An Enchilada to be Forgotten

Although this is not the best experience with food, it is one of my most memorable. I got food poisoning last year, which is some of the worst pain I have ever felt.  Furthermore, I associate that feeling of pain and illness with the food I had eaten right before, which was store bought enchiladas. I should have known that pre-made and pre-packaged food is not the best, most appetizing meal, but I was short of time to make anything from scratch. The enchiladas were cold and looked as if they had been sitting on the shelves for a few days. However, that did not faze me at the time, but I would soon discover the dangers of buying pre-made enchiladas.

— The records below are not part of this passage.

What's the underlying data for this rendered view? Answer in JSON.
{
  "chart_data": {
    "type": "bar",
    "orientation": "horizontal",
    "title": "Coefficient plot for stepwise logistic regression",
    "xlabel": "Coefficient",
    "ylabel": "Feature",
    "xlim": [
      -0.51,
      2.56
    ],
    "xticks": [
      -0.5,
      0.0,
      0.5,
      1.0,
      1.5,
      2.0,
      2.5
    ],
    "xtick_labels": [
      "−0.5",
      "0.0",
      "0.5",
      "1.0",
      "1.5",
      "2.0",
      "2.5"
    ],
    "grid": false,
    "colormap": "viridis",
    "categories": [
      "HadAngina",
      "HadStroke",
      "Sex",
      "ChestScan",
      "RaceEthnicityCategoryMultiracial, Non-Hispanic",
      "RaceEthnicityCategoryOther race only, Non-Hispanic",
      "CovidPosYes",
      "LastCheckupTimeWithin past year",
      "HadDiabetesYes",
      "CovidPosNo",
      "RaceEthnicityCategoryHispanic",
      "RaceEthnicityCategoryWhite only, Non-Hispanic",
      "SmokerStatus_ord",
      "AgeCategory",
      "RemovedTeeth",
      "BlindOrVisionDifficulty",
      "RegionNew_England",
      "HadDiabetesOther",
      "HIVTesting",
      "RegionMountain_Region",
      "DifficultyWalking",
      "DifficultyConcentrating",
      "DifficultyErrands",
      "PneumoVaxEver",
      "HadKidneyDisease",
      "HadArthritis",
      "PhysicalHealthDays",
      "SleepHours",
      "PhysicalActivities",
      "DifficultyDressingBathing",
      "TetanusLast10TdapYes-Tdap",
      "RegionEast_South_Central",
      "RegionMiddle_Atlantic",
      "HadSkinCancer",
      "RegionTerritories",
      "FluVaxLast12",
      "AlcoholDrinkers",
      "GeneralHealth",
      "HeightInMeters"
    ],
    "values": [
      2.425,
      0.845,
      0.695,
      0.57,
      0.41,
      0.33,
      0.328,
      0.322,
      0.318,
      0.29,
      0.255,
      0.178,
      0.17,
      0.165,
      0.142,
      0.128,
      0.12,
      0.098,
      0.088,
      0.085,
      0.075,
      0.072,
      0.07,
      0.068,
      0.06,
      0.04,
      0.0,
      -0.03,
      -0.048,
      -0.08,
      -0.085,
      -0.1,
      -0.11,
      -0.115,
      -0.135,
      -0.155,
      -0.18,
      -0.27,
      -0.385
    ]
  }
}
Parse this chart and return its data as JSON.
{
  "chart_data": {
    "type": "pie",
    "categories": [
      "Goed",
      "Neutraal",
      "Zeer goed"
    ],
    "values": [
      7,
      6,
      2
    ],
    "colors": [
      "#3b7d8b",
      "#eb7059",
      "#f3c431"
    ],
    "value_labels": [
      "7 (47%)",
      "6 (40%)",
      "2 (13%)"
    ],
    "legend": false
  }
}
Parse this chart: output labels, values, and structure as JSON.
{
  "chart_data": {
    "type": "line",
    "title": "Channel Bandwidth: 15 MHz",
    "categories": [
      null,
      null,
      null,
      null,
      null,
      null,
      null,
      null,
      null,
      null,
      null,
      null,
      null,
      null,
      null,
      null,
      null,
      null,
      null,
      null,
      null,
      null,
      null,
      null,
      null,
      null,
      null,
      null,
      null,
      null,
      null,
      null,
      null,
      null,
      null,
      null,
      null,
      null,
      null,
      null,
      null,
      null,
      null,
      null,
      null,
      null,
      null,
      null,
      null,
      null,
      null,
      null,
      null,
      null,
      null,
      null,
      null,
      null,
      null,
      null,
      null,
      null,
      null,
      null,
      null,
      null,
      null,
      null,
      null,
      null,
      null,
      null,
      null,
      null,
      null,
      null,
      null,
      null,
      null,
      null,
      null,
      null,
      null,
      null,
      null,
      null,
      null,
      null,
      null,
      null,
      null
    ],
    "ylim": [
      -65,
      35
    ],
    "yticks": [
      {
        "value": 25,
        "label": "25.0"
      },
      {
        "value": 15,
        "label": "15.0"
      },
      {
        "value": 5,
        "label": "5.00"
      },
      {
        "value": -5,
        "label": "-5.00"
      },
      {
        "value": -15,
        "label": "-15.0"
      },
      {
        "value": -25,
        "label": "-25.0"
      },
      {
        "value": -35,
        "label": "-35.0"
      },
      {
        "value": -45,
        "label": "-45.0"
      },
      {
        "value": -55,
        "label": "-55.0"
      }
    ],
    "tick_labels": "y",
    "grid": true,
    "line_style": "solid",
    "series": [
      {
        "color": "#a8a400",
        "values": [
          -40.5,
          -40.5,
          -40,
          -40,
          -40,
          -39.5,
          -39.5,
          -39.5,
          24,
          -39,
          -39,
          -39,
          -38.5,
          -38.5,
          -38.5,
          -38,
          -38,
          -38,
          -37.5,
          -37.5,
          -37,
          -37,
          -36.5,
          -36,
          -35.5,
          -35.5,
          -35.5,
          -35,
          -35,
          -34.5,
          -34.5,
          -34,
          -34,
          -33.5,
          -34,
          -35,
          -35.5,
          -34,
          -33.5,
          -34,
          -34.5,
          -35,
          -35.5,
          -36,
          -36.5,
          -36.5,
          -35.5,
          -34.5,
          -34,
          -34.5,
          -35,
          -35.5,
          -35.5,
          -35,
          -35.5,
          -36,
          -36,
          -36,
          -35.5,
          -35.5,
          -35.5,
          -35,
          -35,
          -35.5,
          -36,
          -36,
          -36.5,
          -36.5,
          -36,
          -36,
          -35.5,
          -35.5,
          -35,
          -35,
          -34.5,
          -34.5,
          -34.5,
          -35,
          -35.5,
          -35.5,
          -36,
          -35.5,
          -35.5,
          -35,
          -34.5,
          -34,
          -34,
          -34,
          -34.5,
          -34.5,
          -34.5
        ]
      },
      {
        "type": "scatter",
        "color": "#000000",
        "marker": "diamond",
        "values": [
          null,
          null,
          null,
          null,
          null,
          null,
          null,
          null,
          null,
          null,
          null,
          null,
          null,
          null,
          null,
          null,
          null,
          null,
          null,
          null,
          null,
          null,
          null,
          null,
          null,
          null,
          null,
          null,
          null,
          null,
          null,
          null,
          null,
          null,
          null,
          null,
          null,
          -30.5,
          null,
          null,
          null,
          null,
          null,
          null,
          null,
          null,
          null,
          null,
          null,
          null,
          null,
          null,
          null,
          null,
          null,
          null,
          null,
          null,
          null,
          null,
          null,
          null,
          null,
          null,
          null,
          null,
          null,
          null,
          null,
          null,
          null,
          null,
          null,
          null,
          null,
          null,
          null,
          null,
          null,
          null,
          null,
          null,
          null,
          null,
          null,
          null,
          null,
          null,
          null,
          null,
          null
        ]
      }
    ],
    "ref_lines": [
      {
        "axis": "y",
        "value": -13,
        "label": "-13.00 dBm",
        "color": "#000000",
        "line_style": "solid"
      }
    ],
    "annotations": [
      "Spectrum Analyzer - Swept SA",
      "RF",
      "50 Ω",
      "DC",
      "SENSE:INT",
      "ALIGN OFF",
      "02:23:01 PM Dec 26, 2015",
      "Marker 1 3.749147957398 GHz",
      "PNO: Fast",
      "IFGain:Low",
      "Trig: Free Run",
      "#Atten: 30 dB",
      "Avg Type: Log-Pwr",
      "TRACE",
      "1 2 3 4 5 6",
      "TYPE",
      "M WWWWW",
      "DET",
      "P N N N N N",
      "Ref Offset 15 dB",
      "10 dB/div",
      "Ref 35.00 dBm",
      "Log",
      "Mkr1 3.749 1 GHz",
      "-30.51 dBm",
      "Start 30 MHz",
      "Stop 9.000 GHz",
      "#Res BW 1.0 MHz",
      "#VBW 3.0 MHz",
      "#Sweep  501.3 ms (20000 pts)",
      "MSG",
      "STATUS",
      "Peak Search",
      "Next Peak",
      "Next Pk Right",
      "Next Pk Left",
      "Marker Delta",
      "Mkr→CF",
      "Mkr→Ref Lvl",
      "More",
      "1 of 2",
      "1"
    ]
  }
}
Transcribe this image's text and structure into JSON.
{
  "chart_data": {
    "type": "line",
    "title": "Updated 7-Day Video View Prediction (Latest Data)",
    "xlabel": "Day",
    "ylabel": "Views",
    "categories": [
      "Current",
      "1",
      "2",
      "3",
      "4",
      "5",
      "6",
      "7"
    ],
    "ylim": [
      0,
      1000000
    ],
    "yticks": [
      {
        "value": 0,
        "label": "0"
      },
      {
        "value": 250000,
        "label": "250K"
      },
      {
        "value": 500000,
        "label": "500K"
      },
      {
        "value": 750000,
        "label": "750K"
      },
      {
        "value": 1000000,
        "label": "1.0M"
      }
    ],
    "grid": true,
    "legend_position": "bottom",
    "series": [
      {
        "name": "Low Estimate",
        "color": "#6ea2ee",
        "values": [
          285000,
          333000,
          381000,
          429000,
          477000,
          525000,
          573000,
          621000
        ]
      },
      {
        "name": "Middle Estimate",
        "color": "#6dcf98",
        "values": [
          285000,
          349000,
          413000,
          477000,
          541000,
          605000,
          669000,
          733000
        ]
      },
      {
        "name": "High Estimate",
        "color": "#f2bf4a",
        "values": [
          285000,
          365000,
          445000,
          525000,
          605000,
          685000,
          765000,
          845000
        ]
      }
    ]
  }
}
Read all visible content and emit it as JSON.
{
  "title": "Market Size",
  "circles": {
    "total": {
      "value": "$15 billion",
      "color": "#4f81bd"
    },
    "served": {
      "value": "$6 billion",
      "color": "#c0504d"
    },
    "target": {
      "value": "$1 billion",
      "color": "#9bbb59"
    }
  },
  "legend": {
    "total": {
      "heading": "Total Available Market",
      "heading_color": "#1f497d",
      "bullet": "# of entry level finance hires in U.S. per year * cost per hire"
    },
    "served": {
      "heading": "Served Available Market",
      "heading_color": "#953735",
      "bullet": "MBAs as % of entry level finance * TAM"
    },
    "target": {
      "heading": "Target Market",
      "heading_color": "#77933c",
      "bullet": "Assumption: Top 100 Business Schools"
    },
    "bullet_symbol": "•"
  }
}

The memory haunts me to this day. I am so horrified by my experience, that I cannot consume enchiladas without the flashback of memories. The first time I had enchiladas after that terrible incident, I could not stand the sight, smell, or taste of them. When my mom brought the pan to the table, all I noticed was the thick sauce covering the tortillas. The memories were flashing back. The gooey cheese and sauce were haunting me. Yet, to not be disrespectful, I put some on my plate. However, as I prepared my first bite, which was drenched in sauce, it was difficult to swallow. The mushy tortilla, meat, sauce, and cheese combination would not easily slide down my throat. The pungent aroma was not helping me eat. It smelled like a sauna full of men to me; it was musky yet spicy. The scent was becoming too much for me. Before I knew it, the enchiladas were no longer cooperating. I took gulps of water to aid the barely chewed food down my throat. It was a battle in my body, as my reflexes tried to get rid of the enchilada, I tried even harder to force the food in my body. The enchilada had a mind of its own, and would slither up my throat just as painfully as I shoved in.

I would like to say that I finished the unappetizing enchiladas and got over my fear; however, that did not happen. It still troubles me to this day to think about enchiladas. Therefore, the moral of my story is that one should take the time to make food, rather than buy pre-made food from the grocery store.